Questions identitaires, combats fratricides, luttes pour le pouvoir, apparition du fondamentalisme, ravages de l’économie planifiée, insurrection islamiste… Les Algériens ont beaucoup souffert, mais ils n’ont jamais cessé d’avancer.
Née au forceps d’une guerre de libération après une longue nuit coloniale, l’Algérie indépendante a presque tout connu au cours de ses cinquante premières années d’existence. L’euphorie de la citoyenneté retrouvée n’est pas encore retombée lorsqu’éclate un conflit armé fratricide pour le contrôle du pouvoir. L’été 1962 sera aussi meurtrier que les précédents. Militaires contre politiques, maquisards de l’intérieur contre armée des frontières, le choix des armes pour régler les questions de leadership prend les allures d’un péché originel qui déterminera la suite des événements. Le peuple investit la rue pour crier « sept ans, cela suffit ! » Et si les armes se taisent enfin, les cicatrices, elles, auront du mal à se refermer. Il y a un vainqueur, le colonel Houari Boumédiène, chef d’état-major général de l’Armée de libération nationale (ALN), et de nombreux vaincus : l’élite politique, les chefs historiques des maquis de l’intérieur et les libertés publiques. Tous victimes au nom des « intérêts supérieurs de la révolution ».
Chronologie
5 juillet 1962 Indépendance.
10 septembre 1963 Adoption de la Constitution, qui instaure un régime à parti unique, le Front de libération nationale (FLN). Le premier président de la République algérienne, Ahmed Ben Bella, est élu le 15 septembre.

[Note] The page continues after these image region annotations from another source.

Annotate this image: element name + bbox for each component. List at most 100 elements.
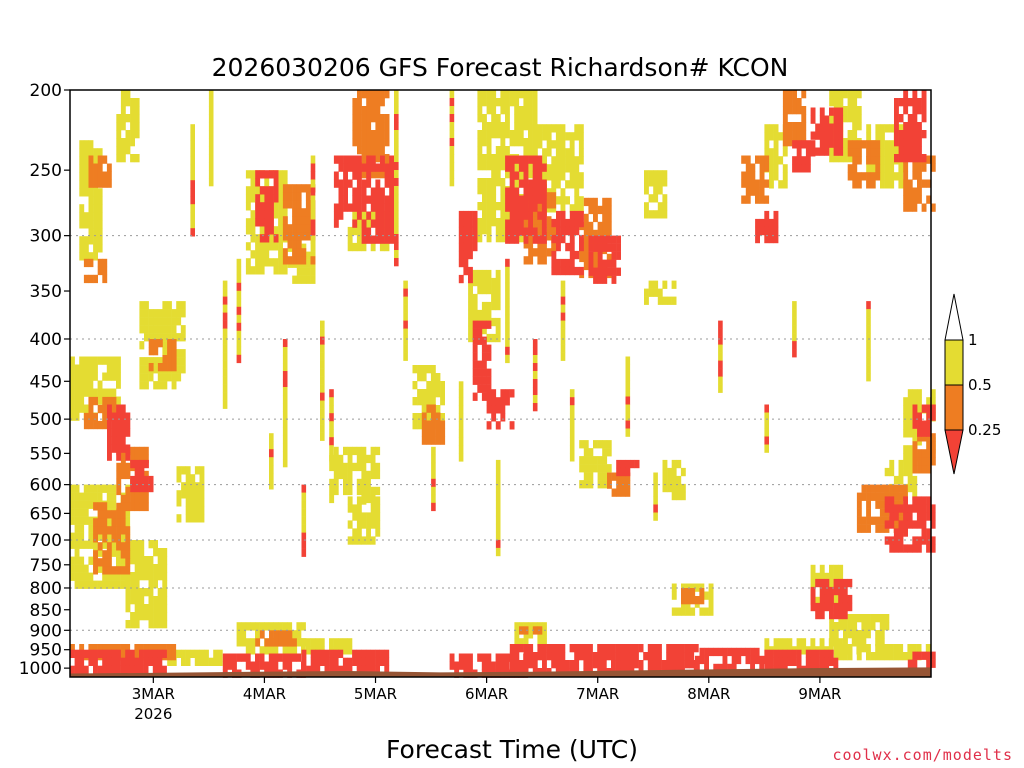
cell (310, 649, 316, 658)
cell (930, 441, 936, 450)
cell (380, 187, 385, 196)
cell (264, 218, 270, 227)
cell (153, 620, 158, 629)
cell (180, 365, 186, 374)
y-tick-label-700: 700 (30, 531, 62, 551)
cell (148, 357, 154, 366)
cell (375, 170, 381, 179)
cell (579, 253, 585, 263)
cell (116, 412, 122, 421)
cell (555, 180, 561, 189)
region-o-8 (421, 404, 446, 445)
cell (542, 660, 547, 669)
cell (481, 352, 487, 361)
cell (518, 138, 524, 147)
cell (130, 106, 135, 115)
cell (310, 665, 316, 674)
cell (588, 644, 593, 653)
cell (120, 90, 126, 99)
cell (88, 220, 94, 229)
cell (79, 364, 85, 373)
cell (102, 412, 108, 422)
region-r-11 (616, 459, 640, 477)
cell (97, 244, 103, 253)
cell (97, 212, 103, 221)
cell (541, 195, 547, 204)
cell (745, 195, 751, 204)
cell (912, 449, 918, 458)
cell (671, 583, 677, 592)
cell (537, 248, 543, 257)
cell (375, 462, 381, 472)
cell (134, 467, 140, 477)
cell (259, 194, 265, 203)
cell (505, 227, 510, 236)
cell (880, 172, 885, 181)
cell (578, 156, 584, 165)
cell (245, 258, 251, 267)
cell (495, 218, 501, 227)
cell (342, 638, 348, 647)
streak-cell (222, 400, 228, 409)
cell (97, 204, 103, 213)
cell (370, 462, 376, 472)
cell (268, 242, 274, 251)
cell (801, 140, 807, 149)
streak-cell (236, 322, 242, 332)
cell (866, 172, 871, 181)
cell (903, 98, 909, 107)
cell (370, 138, 376, 147)
cell (93, 396, 98, 406)
cell (921, 114, 927, 123)
cell (477, 309, 483, 319)
plot-area (69, 89, 936, 678)
streak-cell (222, 288, 228, 297)
cell (491, 114, 497, 123)
cell (514, 660, 520, 669)
cell (352, 512, 358, 521)
cell (199, 482, 205, 491)
y-tick-label-850: 850 (30, 601, 62, 621)
cell (176, 373, 182, 382)
cell (79, 164, 85, 173)
cell (143, 502, 149, 512)
cell (338, 638, 344, 647)
cell (79, 244, 85, 253)
cell (301, 267, 307, 276)
cell (560, 188, 566, 197)
cell (838, 610, 844, 620)
cell (97, 266, 103, 276)
credit-link[interactable]: coolwx.com/modelts (832, 746, 1013, 764)
cell (153, 580, 158, 589)
cell (546, 148, 552, 157)
cell (893, 172, 899, 181)
cell (412, 421, 418, 430)
cell (602, 221, 608, 231)
streak-cell (282, 355, 288, 364)
cell (647, 644, 653, 653)
cell (574, 172, 580, 181)
cell (180, 333, 186, 342)
cell (255, 210, 261, 219)
cell (597, 652, 603, 661)
cell (856, 492, 862, 501)
streak-cell (403, 320, 408, 329)
cell (810, 638, 816, 647)
streak-cell (569, 445, 575, 454)
cell (292, 184, 297, 193)
cell (477, 277, 483, 287)
streak-cell (320, 400, 325, 409)
cell (241, 622, 247, 631)
y-tick-label-650: 650 (30, 504, 62, 524)
cell (505, 187, 510, 196)
cell (750, 171, 756, 180)
cell (347, 454, 353, 464)
cell (495, 170, 501, 179)
cell (829, 90, 835, 99)
cell (255, 178, 261, 187)
cell (144, 357, 149, 366)
cell (366, 470, 371, 480)
cell (162, 333, 168, 342)
cell (134, 459, 140, 469)
cell (375, 446, 381, 456)
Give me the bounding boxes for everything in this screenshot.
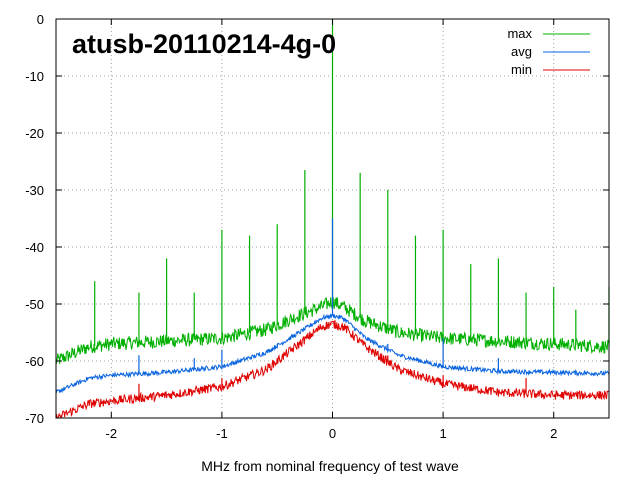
x-tick-label: 1	[439, 426, 446, 441]
series-avg	[55, 218, 610, 394]
legend-label-avg: avg	[511, 44, 532, 59]
series-group	[55, 19, 610, 419]
x-tick-label: -1	[216, 426, 228, 441]
y-tick-label: -20	[25, 126, 44, 141]
chart-title: atusb-20110214-4g-0	[72, 29, 336, 59]
x-tick-label: 0	[329, 426, 336, 441]
x-tick-label: 2	[550, 426, 557, 441]
legend-label-min: min	[511, 62, 532, 77]
y-tick-label: -60	[25, 354, 44, 369]
series-min	[55, 320, 610, 419]
y-tick-label: -30	[25, 183, 44, 198]
y-tick-label: -50	[25, 297, 44, 312]
axis-ticks: -2 -1 0 1 20-10-20-30-40-50-60-70	[25, 12, 609, 441]
y-tick-label: -10	[25, 69, 44, 84]
x-tick-label: -2	[106, 426, 118, 441]
series-line-min	[55, 320, 610, 419]
y-tick-label: 0	[37, 12, 44, 27]
legend: max avg min	[507, 26, 590, 77]
y-tick-label: -40	[25, 240, 44, 255]
legend-label-max: max	[507, 26, 532, 41]
x-axis-label: MHz from nominal frequency of test wave	[201, 458, 459, 474]
y-tick-label: -70	[25, 411, 44, 426]
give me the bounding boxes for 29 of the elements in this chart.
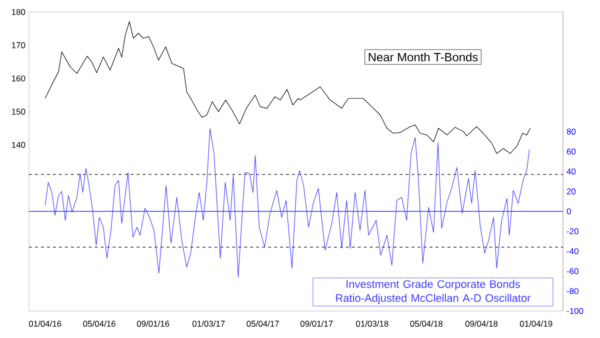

19 juin 1965 Putsch de Houari Boumédiène, qui abroge la Constitution. Il prend les fonctions de chef de l’État, de Premier ministre et de ministre de la Défense.
1976 Une Charte nationale est adoptée en juin par référendum. Elle sert de base à la deuxième Constitution, votée le 22 novembre. Le 10 décembre, Boumédiène, candidat unique, est élu président. Il décède le 27 décembre 1978.
7 février 1979 Élection de Chadli Bendjedid, réélu en 1983 et en 1988.
Avril 1980 Émeutes en Kabylie pour la reconnaissance de la culture tamazight.
5-7 octobre 1988 Répression sanglante de manifestations de contestation politique et sociale dans plusieurs villes du pays. Le 6, l’état de siège est proclamé.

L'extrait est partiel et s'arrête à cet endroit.